Shell Starts up Long-Delayed Iraq Gas Capture Project

The Shell-led Basrah Gas Co. (BGC) will start up a long-delayed project in Iraq next week that should slash the high volumes of associated gas flared at the country’s giant southern oil fields and move it a step closer to ending costly gas imports from Iran.
The $3 billion project comprises two new trains that will each add 200 million cubic feet per day to BGC’s existing gas-processing capacity of 1 billion cubic feet per day.
The new trains will capture gas that is currently flared at three oil fields awarded in Iraq’s first licensing round after the US-led invasion in 2003 — Zubair, West Qurna-1 and Rumaila.
Those fields, and others that were subsequently awarded, lacked the infrastructure to process associated gas, and their operators — respectively, Eni, Exxon Mobil and BP — had no legal obligation to build it, which explains Iraq’s poor record on gas flaring.
In recent years, Iraq has consistently sent more gas up in smoke than any other country except Russia.
“We are burning money on a daily basis. We burn 1,200 MMcf/d of gas and we import 1,000 MMcf/d from Iran, which costs us at least $4 billion a year,” Prime Minister Shia al-Sudani told a conference in Baghdad earlier this month.
The first of the two new trains will be commissioned on May 31, with gas production ramping up over the summer, while the second train will come online early next year, a BGC spokesman told Energy Intelligence.
The BGC joint venture was formed a decade ago by Iraq’s South Gas Co. (51%), Shell (44%) and Mitsubishi (5%).
It describes itself as one of the largest flaring reduction projects in the world. It has tripled its gas processing capacity since 2013 and claims to have prevented more than 160 million tons of CO2 equivalent from entering the atmosphere
BGC’s expansion project should further cut Iraq’s emissions by 10 million tons of CO2e per year.
Delays and Controversy
The project has experienced chronic delays, including in 2020, when the oil price crash brought work to a halt and an incursion at the camp in Basrah forced Shell to evacuate its expatriate staff.
And last week Greenpeace published the controversial results of an investigation into a power supply deal that BGC signed in 2019 with the Jordan-based Shamara company — operator of the nearby 3,200 megawatt Rumaila independent power plant — to supply electricity for the two new gas-processing trains.

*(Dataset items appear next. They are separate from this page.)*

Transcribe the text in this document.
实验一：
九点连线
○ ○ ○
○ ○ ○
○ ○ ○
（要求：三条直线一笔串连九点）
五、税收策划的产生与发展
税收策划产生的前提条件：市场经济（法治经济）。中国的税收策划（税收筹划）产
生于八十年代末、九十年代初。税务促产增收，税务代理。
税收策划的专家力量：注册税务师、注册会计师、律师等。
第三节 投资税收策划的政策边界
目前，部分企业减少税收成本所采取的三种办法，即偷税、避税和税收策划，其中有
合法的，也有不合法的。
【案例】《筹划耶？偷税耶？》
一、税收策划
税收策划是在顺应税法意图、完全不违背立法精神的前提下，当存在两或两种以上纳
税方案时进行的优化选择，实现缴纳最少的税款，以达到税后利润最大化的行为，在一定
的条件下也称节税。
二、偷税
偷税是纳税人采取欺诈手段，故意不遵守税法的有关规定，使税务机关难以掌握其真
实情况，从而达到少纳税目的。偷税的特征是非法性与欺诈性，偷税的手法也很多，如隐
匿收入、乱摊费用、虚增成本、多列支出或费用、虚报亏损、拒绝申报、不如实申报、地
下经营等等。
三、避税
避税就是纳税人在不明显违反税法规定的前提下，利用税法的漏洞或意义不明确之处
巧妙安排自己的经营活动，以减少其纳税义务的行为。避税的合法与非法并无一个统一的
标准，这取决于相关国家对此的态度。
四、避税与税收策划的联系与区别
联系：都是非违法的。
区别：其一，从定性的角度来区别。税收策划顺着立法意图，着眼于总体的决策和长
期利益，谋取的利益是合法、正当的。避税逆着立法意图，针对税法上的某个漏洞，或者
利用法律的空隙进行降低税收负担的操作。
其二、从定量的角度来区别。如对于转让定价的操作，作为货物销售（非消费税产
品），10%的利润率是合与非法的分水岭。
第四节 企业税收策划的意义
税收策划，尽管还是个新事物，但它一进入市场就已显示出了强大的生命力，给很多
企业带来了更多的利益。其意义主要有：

The Rumaila power plant was built by US-sanctioned Iranian firm Mapna, and Greenpeace claimed that 78% of the plant’s earnings go to Mapna, citing leaked documents that it had obtained.
There is no suggestion that Shell or Mitsubishi are in violation of US sanctions, as BGC pays the electricity ministry for the power that it consumes. Nevertheless, the Greenpeace investigation underlined the potential dangers that IOC operators face in Iraq.
Racing Against Time
The BNGL project is a milestone in Iraq’s efforts to accelerate the development of its neglected gas resources. Al-Sudani has said he hopes Iraq will be able to end its gas imports from Iran over the next three years.
Another major gas capture project — the 600 MMcf/d Gas Growth Integrated Project (GGIP) — is central to this endeavor, as are the gas fields now being developed by companies that were awarded upstream contracts in the 2018 licensing round after the contracts were finally signed earlier this year.
Like the BGCs expansion, GGIP has already suffered lengthy delays since it was awarded to TotalEnergies in 2021. But work could soon begin, and when it does, the French major estimates that it would take four years to complete.
Besides slashing imports from Iran, phasing out flaring and ending Iraq’s perennial power shortages, these gas projects could also provide feedstock for the Nebras petrochemical project, which was mothballed in 2015.
Al-Sudani said in February that his government was committed to reviving the Nebras project.
But given Iraq’s rapidly growing population and its soaring energy demand, the new gas projects will have to be implemented swiftly if the country is to achieve energy independence and have enough gas left over for an ambitious petrochemical project.